NNPC Limited Signs MoU With Chinese Firms To Expand Gas Infrastructure

By ESTHER McWILLIS-IKHIDE
NNPC, China Gas, PCCS Seal Tripartite Deal
NNPC Limited has entered into a tripartite Memorandum of Understanding (MoU) with China Gas Holdings Limited and Peiyang Chemical Singapore PTE Ltd (PCCS) to advance Nigeria’s natural gas infrastructure and deepen collaboration across the gas value chain.
The agreement was signed at NNPC’s headquarters in Abuja in the presence of the company’s Group Chief Executive Officer, Bayo Ojulari; Executive Vice President for Gas, Power and New Energy, Olalekan Ogunleye; and General Manager of Gas & Power Investment Services, Ibrahim Hamza.
Managing Director of PCCS, Tim Tian, disclosed the development in a statement issued yesterday.
Focus on LNG, Power and Industrial Gas
According to the statement, the MoU establishes a framework for structured cooperation in several key areas, including flare-gas-to-liquefied natural gas (LNG) projects, floating LNG facilities, and onshore LNG developments.

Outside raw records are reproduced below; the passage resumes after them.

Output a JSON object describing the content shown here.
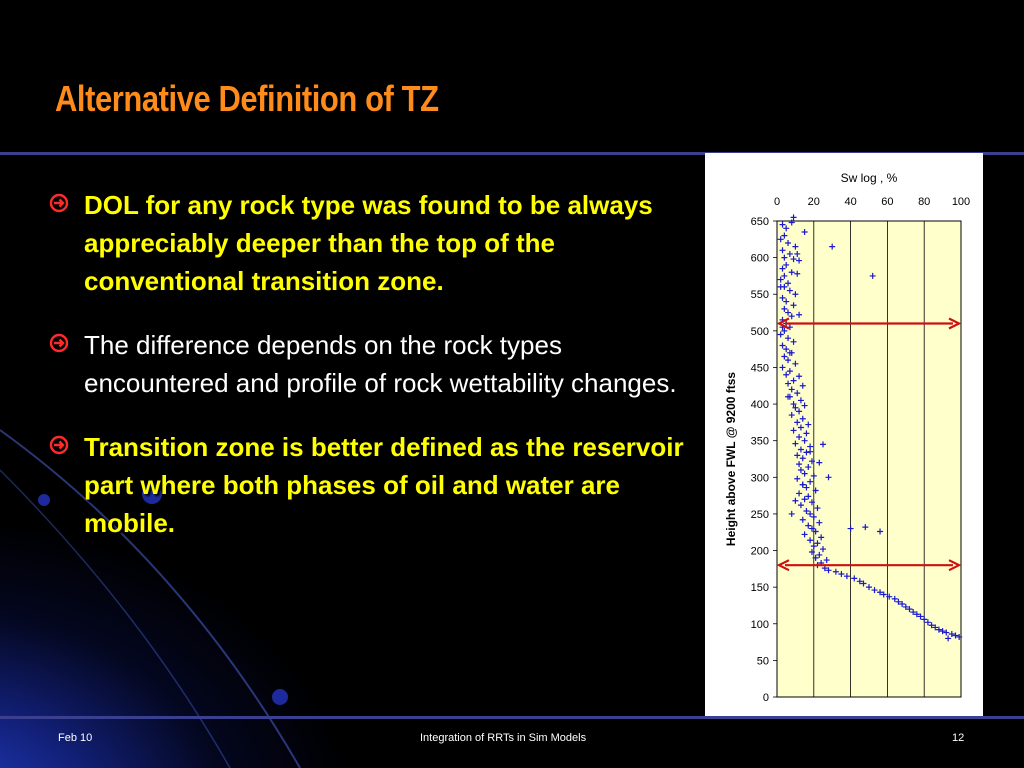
{
  "slide": {
    "title": "Alternative Definition of TZ",
    "bullets": [
      {
        "text": "DOL for any rock type was found to be always appreciably deeper than the top of the conventional transition zone.",
        "color": "#ffff00",
        "bold": true
      },
      {
        "text": "The difference depends on the rock types encountered and profile of rock wettability changes.",
        "color": "#ffffff",
        "bold": false
      },
      {
        "text": "Transition zone is better defined as the reservoir part where both phases of oil and water are mobile.",
        "color": "#ffff00",
        "bold": true
      }
    ],
    "bullet_icon": "circled-arrow-right-icon",
    "accent_color": "#ff8c1a"
  },
  "footer": {
    "date": "Feb 10",
    "center": "Integration of RRTs in Sim Models",
    "page": "12"
  },
  "chart_data": {
    "type": "scatter",
    "title": "Sw log , %",
    "xlabel": "",
    "ylabel": "Height above FWL @ 9200 ftss",
    "xlim": [
      0,
      100
    ],
    "ylim": [
      0,
      650
    ],
    "x_ticks": [
      "0",
      "20",
      "40",
      "60",
      "80",
      "100"
    ],
    "y_ticks": [
      "0",
      "50",
      "100",
      "150",
      "200",
      "250",
      "300",
      "350",
      "400",
      "450",
      "500",
      "550",
      "600",
      "650"
    ],
    "x_axis_position": "top",
    "grid": true,
    "plot_background": "#ffffcc",
    "marker_color": "#1a1acc",
    "marker": "plus",
    "series": [
      {
        "points": [
          [
            3,
            645
          ],
          [
            5,
            640
          ],
          [
            8,
            648
          ],
          [
            4,
            630
          ],
          [
            2,
            625
          ],
          [
            6,
            620
          ],
          [
            10,
            615
          ],
          [
            3,
            610
          ],
          [
            7,
            605
          ],
          [
            4,
            600
          ],
          [
            9,
            598
          ],
          [
            12,
            596
          ],
          [
            5,
            590
          ],
          [
            3,
            585
          ],
          [
            8,
            580
          ],
          [
            11,
            578
          ],
          [
            2,
            570
          ],
          [
            6,
            565
          ],
          [
            4,
            560
          ],
          [
            7,
            555
          ],
          [
            10,
            550
          ],
          [
            3,
            545
          ],
          [
            5,
            540
          ],
          [
            9,
            535
          ],
          [
            4,
            530
          ],
          [
            6,
            525
          ],
          [
            12,
            522
          ],
          [
            8,
            520
          ],
          [
            3,
            515
          ],
          [
            5,
            510
          ],
          [
            7,
            505
          ],
          [
            4,
            500
          ],
          [
            2,
            495
          ],
          [
            6,
            490
          ],
          [
            9,
            485
          ],
          [
            3,
            480
          ],
          [
            5,
            475
          ],
          [
            8,
            470
          ],
          [
            4,
            465
          ],
          [
            6,
            460
          ],
          [
            10,
            455
          ],
          [
            3,
            450
          ],
          [
            7,
            445
          ],
          [
            5,
            440
          ],
          [
            12,
            438
          ],
          [
            9,
            432
          ],
          [
            6,
            428
          ],
          [
            14,
            425
          ],
          [
            8,
            420
          ],
          [
            11,
            415
          ],
          [
            7,
            410
          ],
          [
            13,
            405
          ],
          [
            9,
            400
          ],
          [
            15,
            398
          ],
          [
            10,
            395
          ],
          [
            12,
            390
          ],
          [
            8,
            385
          ],
          [
            14,
            380
          ],
          [
            11,
            375
          ],
          [
            17,
            372
          ],
          [
            13,
            368
          ],
          [
            9,
            364
          ],
          [
            16,
            360
          ],
          [
            12,
            355
          ],
          [
            15,
            350
          ],
          [
            10,
            346
          ],
          [
            18,
            342
          ],
          [
            13,
            338
          ],
          [
            16,
            334
          ],
          [
            11,
            330
          ],
          [
            14,
            326
          ],
          [
            19,
            322
          ],
          [
            12,
            318
          ],
          [
            17,
            314
          ],
          [
            13,
            310
          ],
          [
            15,
            305
          ],
          [
            20,
            302
          ],
          [
            11,
            298
          ],
          [
            18,
            294
          ],
          [
            14,
            290
          ],
          [
            16,
            286
          ],
          [
            21,
            282
          ],
          [
            12,
            278
          ],
          [
            17,
            274
          ],
          [
            15,
            270
          ],
          [
            19,
            266
          ],
          [
            13,
            262
          ],
          [
            22,
            258
          ],
          [
            16,
            254
          ],
          [
            18,
            250
          ],
          [
            20,
            246
          ],
          [
            14,
            242
          ],
          [
            23,
            238
          ],
          [
            17,
            234
          ],
          [
            19,
            230
          ],
          [
            21,
            226
          ],
          [
            15,
            222
          ],
          [
            24,
            218
          ],
          [
            18,
            214
          ],
          [
            22,
            210
          ],
          [
            20,
            206
          ],
          [
            25,
            202
          ],
          [
            19,
            198
          ],
          [
            23,
            194
          ],
          [
            21,
            190
          ],
          [
            27,
            187
          ],
          [
            24,
            183
          ],
          [
            22,
            180
          ],
          [
            26,
            176
          ],
          [
            28,
            173
          ],
          [
            32,
            171
          ],
          [
            35,
            168
          ],
          [
            38,
            165
          ],
          [
            42,
            162
          ],
          [
            45,
            158
          ],
          [
            47,
            155
          ],
          [
            50,
            150
          ],
          [
            53,
            146
          ],
          [
            56,
            143
          ],
          [
            58,
            140
          ],
          [
            61,
            137
          ],
          [
            64,
            134
          ],
          [
            66,
            130
          ],
          [
            68,
            127
          ],
          [
            70,
            123
          ],
          [
            72,
            120
          ],
          [
            74,
            116
          ],
          [
            76,
            113
          ],
          [
            78,
            110
          ],
          [
            80,
            106
          ],
          [
            82,
            102
          ],
          [
            84,
            98
          ],
          [
            86,
            95
          ],
          [
            88,
            92
          ],
          [
            90,
            90
          ],
          [
            92,
            88
          ],
          [
            95,
            86
          ],
          [
            97,
            84
          ],
          [
            99,
            82
          ],
          [
            93,
            80
          ],
          [
            30,
            615
          ],
          [
            52,
            575
          ],
          [
            4,
            575
          ],
          [
            40,
            230
          ],
          [
            48,
            232
          ],
          [
            56,
            226
          ],
          [
            10,
            268
          ],
          [
            14,
            290
          ],
          [
            8,
            250
          ],
          [
            25,
            345
          ],
          [
            28,
            300
          ],
          [
            6,
            410
          ],
          [
            18,
            335
          ],
          [
            23,
            320
          ],
          [
            2,
            560
          ],
          [
            9,
            655
          ],
          [
            15,
            635
          ],
          [
            11,
            605
          ],
          [
            7,
            470
          ],
          [
            3,
            505
          ]
        ]
      }
    ],
    "annotations": [
      {
        "type": "double-arrow",
        "y": 510,
        "x_from": 0,
        "x_to": 100,
        "color": "#cc1111"
      },
      {
        "type": "double-arrow",
        "y": 180,
        "x_from": 0,
        "x_to": 100,
        "color": "#cc1111"
      }
    ]
  }
}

The partnership will also explore gas-fired power generation and the supply of domestic gas feedstock to industrial facilities, reflecting Nigeria’s push to monetise its vast gas reserves while strengthening energy security.
The agreement is designed to align international technical expertise with Nigeria’s domestic energy priorities, providing a formal governance structure that can move identified projects from feasibility studies to commercial execution.
“Our role is to combine proven modular engineering with locally grounded commercial structures that make projects investible and deliverable,” Tian said, stressing that scalable gas infrastructure would be critical to generating jobs, improving power reliability and driving industrial growth.
Engagement Across the Energy Sector
Following the signing, the Chinese delegation embarked on a series of engagements across Nigeria’s energy landscape.
Discussions with Heirs Energies Limited centred on downstream compressed natural gas (CNG) and LNG opportunities, including a potential 15 million standard cubic feet per day supply arrangement and project delivery considerations.
Separate meetings were also held with refinery operators to examine how gas supply could be integrated into refining and industrial operations.
The delegation further met with the Ministry of Finance Incorporated (MOFI) to explore financing frameworks suitable for large-scale gas infrastructure.
Operational Site Inspections
As part of the visit, the team conducted inspections of operational facilities, including CNG mother stations, the NGML-NIPCO refuelling station at the Port of Lagos, and logistics bases in Shagamu operating CNG- and LNG-powered heavy-duty fleets.
According to PCCS, the visits provided first-hand insight into compression systems, daily throughput volumes, fleet utilisation rates and transport-driven gas demand.
With the MoU framework now established, the parties are expected to proceed with detailed technical evaluations and structured commercial negotiations.
PCCS noted that it has experience developing and operating refineries, LNG and CNG plants, and gas-to-power projects across Africa and Southeast Asia, positioning it to bridge international standards with local project delivery.